Eine weitere Frage, die mich sehr beschäftigt, ist, wie man Orte und Plätze heilen kann, an denen grausame und brutale Dinge passiert sind. Jeder kennt das Phänomen, dass einen an bestimmten Orten ein bedrückendes und beklemmendes Gefühl anfällt. Manche kennen es, dass sie in bestimmten Häusern und Räumen schlimme Alpträume bekommen, mit denen man selbst nichts zu tun hat. Oder dass man andere Wahrnehmnungen hat, mit denen man nur schwer umgehen kann. Es ist bekannt, dass auf Straßen immer wieder an einer bestimmten Stelle schwere Unfälle passieren oder dass an bestimmten Orten Menschen gehäuft Suizid begehen. Gleichzeitig gibt es Orte, an denen wir von einer tiefen Ruhe erfüllt werden, an denen bereits viel Heilsames geschehen ist.

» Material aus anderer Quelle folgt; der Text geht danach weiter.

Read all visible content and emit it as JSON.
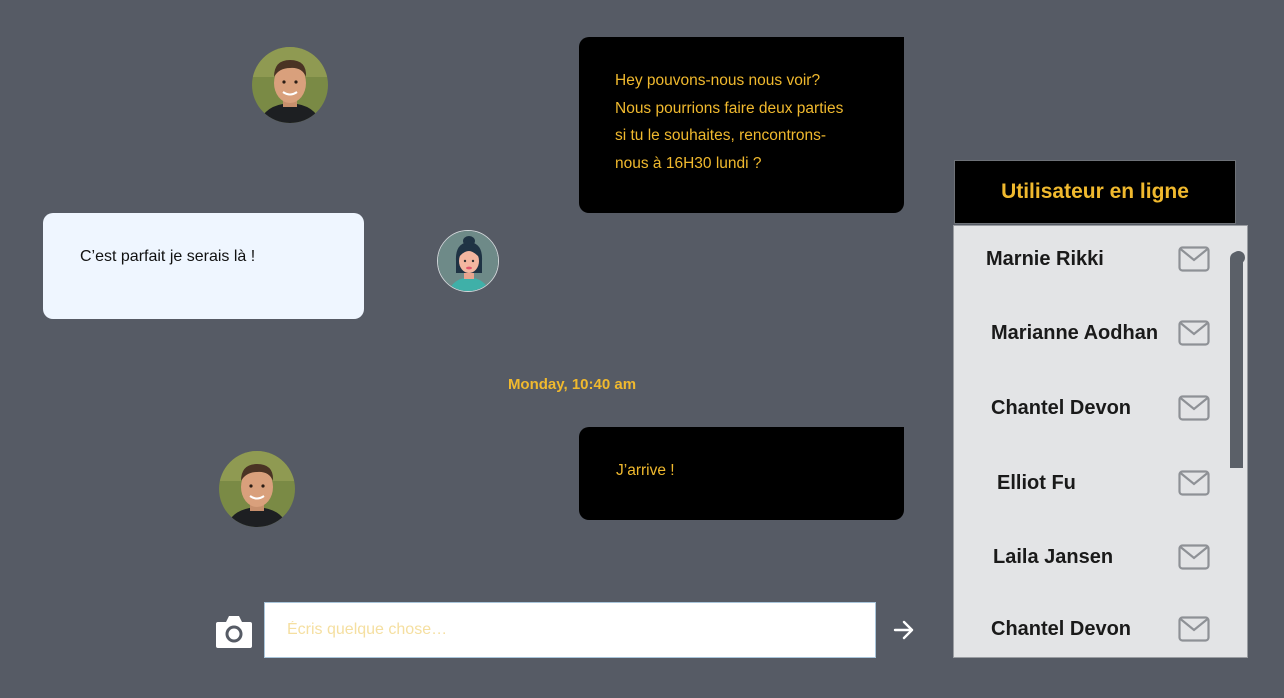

So wie jeder Mensch seine Geschichte hat, die er in Körper und Seele gespeichert mit sich trägt, so hat auch jeder Ort eine Art Gedächtnis für alle Geschehnisse, die dort stattfanden.

 

So bin ich unterwegs mit vielen Fragen und doch immer derselben Frage: Was ist Heilung? Wie kann Heilung gelingen?
Denn jeder Schritt in Richtung Heilung bedeutet immer auch etwas mehr Frieden auf dieser Welt.